Nel decennio successivo, nell’insuperato Gesù di Nazareth (1977), Franco Zeffirelli introduce la notte santa con dei pastori e i loro figli ritratti mentre indicano un’improvvisa brillante stella nella volta buia. La nascita di Gesù e resa con un campo/controcampo tra Maria con le doglie e Giuseppe mentre la rassicura con lo sguardo, sicuramente pregando. Nel taglio successivo, dopo il parto, Giuseppe prende in braccio il piccolo Gesù e solo dopo lo pone accanto alla Madre, stesa sul giaciglio a recuperare le forze, serenamente. Per la prima volta il cinema, teologicamente, sottolineava l’importanza della paternità adottiva accanto alla santa maternità.
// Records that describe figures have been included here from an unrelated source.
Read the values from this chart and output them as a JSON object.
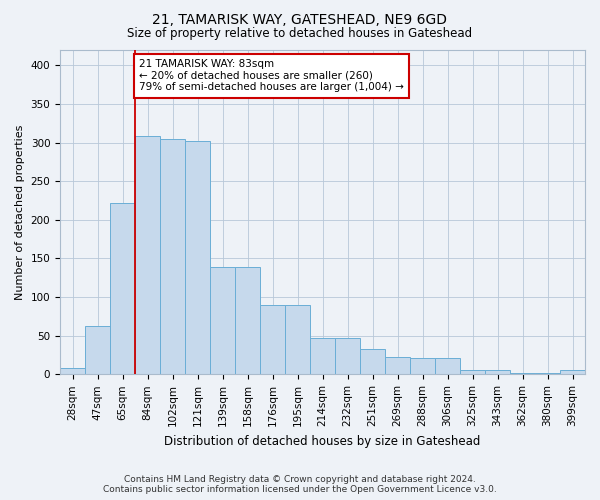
{
  "title": "21, TAMARISK WAY, GATESHEAD, NE9 6GD",
  "subtitle": "Size of property relative to detached houses in Gateshead",
  "xlabel": "Distribution of detached houses by size in Gateshead",
  "ylabel": "Number of detached properties",
  "categories": [
    "28sqm",
    "47sqm",
    "65sqm",
    "84sqm",
    "102sqm",
    "121sqm",
    "139sqm",
    "158sqm",
    "176sqm",
    "195sqm",
    "214sqm",
    "232sqm",
    "251sqm",
    "269sqm",
    "288sqm",
    "306sqm",
    "325sqm",
    "343sqm",
    "362sqm",
    "380sqm",
    "399sqm"
  ],
  "values": [
    8,
    63,
    222,
    308,
    305,
    302,
    139,
    139,
    90,
    90,
    47,
    47,
    33,
    22,
    21,
    21,
    5,
    5,
    2,
    2,
    5
  ],
  "bar_color": "#c6d9ec",
  "bar_edgecolor": "#6aaed6",
  "vline_x_index": 3,
  "annotation_box_text": "21 TAMARISK WAY: 83sqm\n← 20% of detached houses are smaller (260)\n79% of semi-detached houses are larger (1,004) →",
  "annotation_box_color": "white",
  "annotation_box_edgecolor": "#cc0000",
  "vline_color": "#cc0000",
  "ylim": [
    0,
    420
  ],
  "yticks": [
    0,
    50,
    100,
    150,
    200,
    250,
    300,
    350,
    400
  ],
  "footer_line1": "Contains HM Land Registry data © Crown copyright and database right 2024.",
  "footer_line2": "Contains public sector information licensed under the Open Government Licence v3.0.",
  "bg_color": "#eef2f7",
  "plot_bg_color": "#eef2f7",
  "grid_color": "#b8c8d8",
  "title_fontsize": 10,
  "subtitle_fontsize": 8.5,
  "xlabel_fontsize": 8.5,
  "ylabel_fontsize": 8,
  "tick_fontsize": 7.5,
  "footer_fontsize": 6.5,
  "annot_fontsize": 7.5
}
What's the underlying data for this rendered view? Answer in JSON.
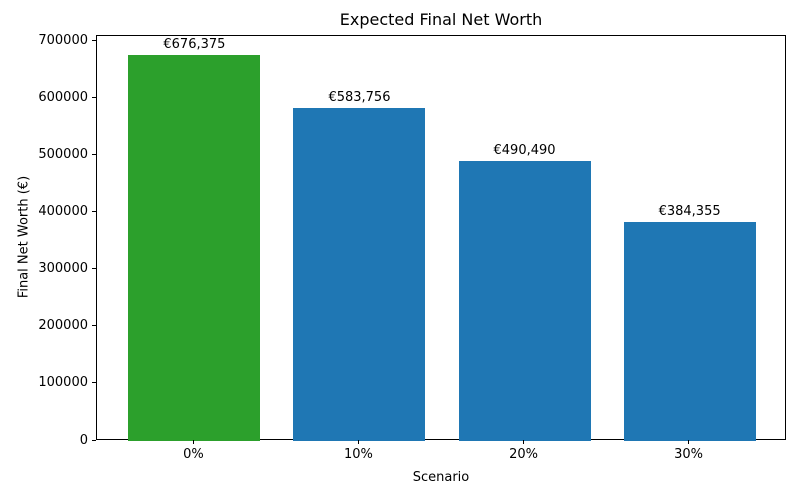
{
  "chart_data": {
    "type": "bar",
    "title": "Expected Final Net Worth",
    "xlabel": "Scenario",
    "ylabel": "Final Net Worth (€)",
    "categories": [
      "0%",
      "10%",
      "20%",
      "30%"
    ],
    "values": [
      676375,
      583756,
      490490,
      384355
    ],
    "bar_labels": [
      "€676,375",
      "€583,756",
      "€490,490",
      "€384,355"
    ],
    "bar_colors": [
      "#2ca02c",
      "#1f77b4",
      "#1f77b4",
      "#1f77b4"
    ],
    "yticks": [
      0,
      100000,
      200000,
      300000,
      400000,
      500000,
      600000,
      700000
    ],
    "ylim": [
      0,
      710194
    ],
    "xlim": [
      -0.59,
      3.59
    ],
    "bar_width": 0.8,
    "grid": false,
    "legend_position": "none"
  }
}
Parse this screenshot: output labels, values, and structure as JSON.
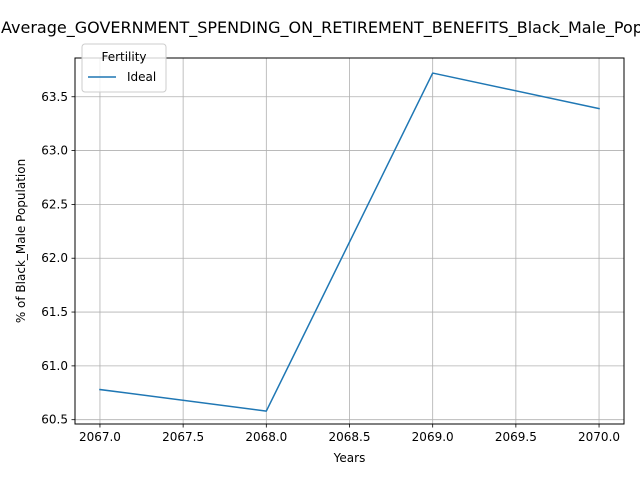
{
  "chart_data": {
    "type": "line",
    "title": "Average_GOVERNMENT_SPENDING_ON_RETIREMENT_BENEFITS_Black_Male_Population",
    "xlabel": "Years",
    "ylabel": "% of Black_Male Population",
    "x": [
      2067,
      2068,
      2069,
      2070
    ],
    "xticks": [
      "2067.0",
      "2067.5",
      "2068.0",
      "2068.5",
      "2069.0",
      "2069.5",
      "2070.0"
    ],
    "yticks": [
      "60.5",
      "61.0",
      "61.5",
      "62.0",
      "62.5",
      "63.0",
      "63.5"
    ],
    "xlim": [
      2066.85,
      2070.15
    ],
    "ylim": [
      60.46,
      63.86
    ],
    "grid": true,
    "legend": {
      "title": "Fertility",
      "placement": "top-left"
    },
    "series": [
      {
        "name": "Ideal",
        "color": "#1f77b4",
        "values": [
          60.78,
          60.58,
          63.72,
          63.39
        ]
      }
    ]
  }
}
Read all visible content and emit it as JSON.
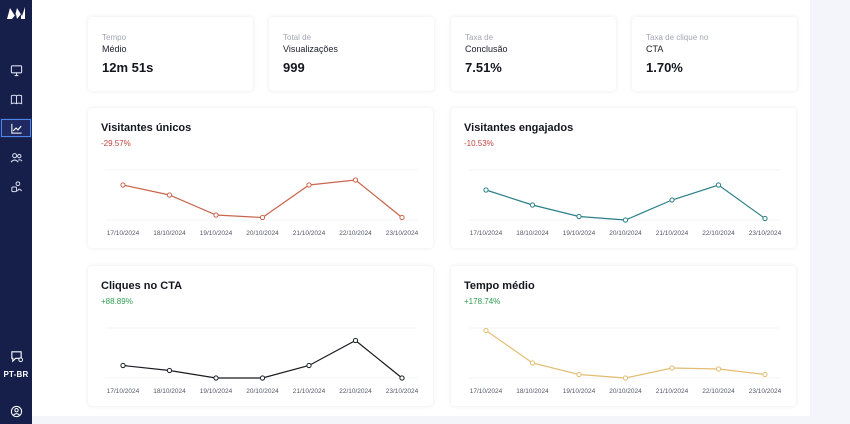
{
  "app": {
    "language": "PT-BR",
    "sidebar": [
      "logo-icon",
      "monitor-icon",
      "book-icon",
      "analytics-icon",
      "users-icon",
      "settings-users-icon",
      "chat-icon",
      "profile-icon"
    ]
  },
  "stats": [
    {
      "label_line1": "Tempo",
      "label_line2": "Médio",
      "value": "12m 51s"
    },
    {
      "label_line1": "Total de",
      "label_line2": "Visualizações",
      "value": "999"
    },
    {
      "label_line1": "Taxa de",
      "label_line2": "Conclusão",
      "value": "7.51%"
    },
    {
      "label_line1": "Taxa de clique no",
      "label_line2": "CTA",
      "value": "1.70%"
    }
  ],
  "charts": [
    {
      "title": "Visitantes únicos",
      "change": "-29.57%",
      "trend": "neg"
    },
    {
      "title": "Visitantes engajados",
      "change": "-10.53%",
      "trend": "neg"
    },
    {
      "title": "Cliques no CTA",
      "change": "+88.89%",
      "trend": "pos"
    },
    {
      "title": "Tempo médio",
      "change": "+178.74%",
      "trend": "pos"
    }
  ],
  "chart_data": [
    {
      "type": "line",
      "title": "Visitantes únicos",
      "categories": [
        "17/10/2024",
        "18/10/2024",
        "19/10/2024",
        "20/10/2024",
        "21/10/2024",
        "22/10/2024",
        "23/10/2024"
      ],
      "series": [
        {
          "name": "Visitantes únicos",
          "values": [
            0.7,
            0.5,
            0.1,
            0.05,
            0.7,
            0.8,
            0.05
          ]
        }
      ],
      "ylim": [
        0,
        1
      ],
      "color": "#c9654d"
    },
    {
      "type": "line",
      "title": "Visitantes engajados",
      "categories": [
        "17/10/2024",
        "18/10/2024",
        "19/10/2024",
        "20/10/2024",
        "21/10/2024",
        "22/10/2024",
        "23/10/2024"
      ],
      "series": [
        {
          "name": "Visitantes engajados",
          "values": [
            0.6,
            0.3,
            0.07,
            0.0,
            0.4,
            0.7,
            0.03
          ]
        }
      ],
      "ylim": [
        0,
        1
      ],
      "color": "#2a7f87"
    },
    {
      "type": "line",
      "title": "Cliques no CTA",
      "categories": [
        "17/10/2024",
        "18/10/2024",
        "19/10/2024",
        "20/10/2024",
        "21/10/2024",
        "22/10/2024",
        "23/10/2024"
      ],
      "series": [
        {
          "name": "Cliques no CTA",
          "values": [
            0.25,
            0.15,
            0.0,
            0.0,
            0.25,
            0.75,
            0.0
          ]
        }
      ],
      "ylim": [
        0,
        1
      ],
      "color": "#1a1c22"
    },
    {
      "type": "line",
      "title": "Tempo médio",
      "categories": [
        "17/10/2024",
        "18/10/2024",
        "19/10/2024",
        "20/10/2024",
        "21/10/2024",
        "22/10/2024",
        "23/10/2024"
      ],
      "series": [
        {
          "name": "Tempo médio",
          "values": [
            0.95,
            0.3,
            0.07,
            0.0,
            0.2,
            0.18,
            0.07
          ]
        }
      ],
      "ylim": [
        0,
        1
      ],
      "color": "#e2bd72"
    }
  ]
}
In Nativity (2006, Catherine Hardwicke), ad oggi il più articolato film dedicato alla notte di Natale, tutto è immerso in un chiaroscuro realistico e pittorico di sapore caravaggesco. La regista, però, esagera nella sua lettura documentaristica e spettacolare: rapidi campi/controcampi in p.p.p. con Giuseppe “ostetrico” e Maria che suda e soffre come una normale partoriente. L’arrivo dei Magi, invece, è umile e lirico al contempo: davvero meravigliati dinanzi a qualcosa più grande di loro.

La luce di una stella (senza coda) prima “chiama” gli armenti facendo alzare le loro testoline verso il cielo, poi sveglia i pastori, mentre, in montaggio alternato, Maria nella capanna ‒ Giuseppe è andato a prendere “dell’altra acqua”‒ ha già dato la vita al Salvatore: è il delicato e poetico inizio di Maria di Nazaret (2012) di Giacomo Campiotti.

Accanto alla rievocazione biblica il cinema si getta anche sulle storie laiche ambientate nel tempo natalizio: una delle prime è Racconto di Natale (1913) da Charles Dickens per la regia di Cecil Hepworth. Per oltre un secolo, quanti natali abbiamo visto in contesti variegati e secondo differenti “tradizioni”? Eccoci con il Natale in città (Miracolo sulla 34° strada, 1947, di G. Seaton, Oscar 1948: qui due Babbo Natale, uno buono e l’altro perfido, si fronteggiano); Natale da reclusi (Natale al “campo 119”, 1948 di Pietro Francisci: un gruppo di soldati italiani festeggia un grigio Natale in un campo di prigionia in California).

Per molti amanti del cinema, l’autentico “racconto di Natale” per eccellenza, che lega magistralmente aspetto laico e religioso, è la storia di George Bailey (il bel James Stewart) tra vita dedicata agli altri, crisi, immaginato suicidio, angelo custode (“di seconda classe, ossia senza ali”), vita/non vita, dramma/gioia, tutto nella sera-notte del 24 dicembre: La vita è meravigliosa (1946, di Frank Capra). Da circa settant’anni proiezione natalizia delle tv di tutto il mondo; dal 2007 primo tra i cento migliori film americani “più commoventi” (American Film Institute). Un capolavoro nel quale il siculo-americano Frank Capra parlava “teologicamente” del momentaneo “silenzio di Dio” e della Sua grazia che arriva comunque.

Probabilmente, a oggi l’unico film sul Natale che riassume tutti i più importanti insegnamenti della “buona novella”, compreso quello della preghiera. Rivedetevi George che recita, disperato, il Padre nostro, sul ponte, per cercare di non volare giù nel gelido, travolgente, fiume.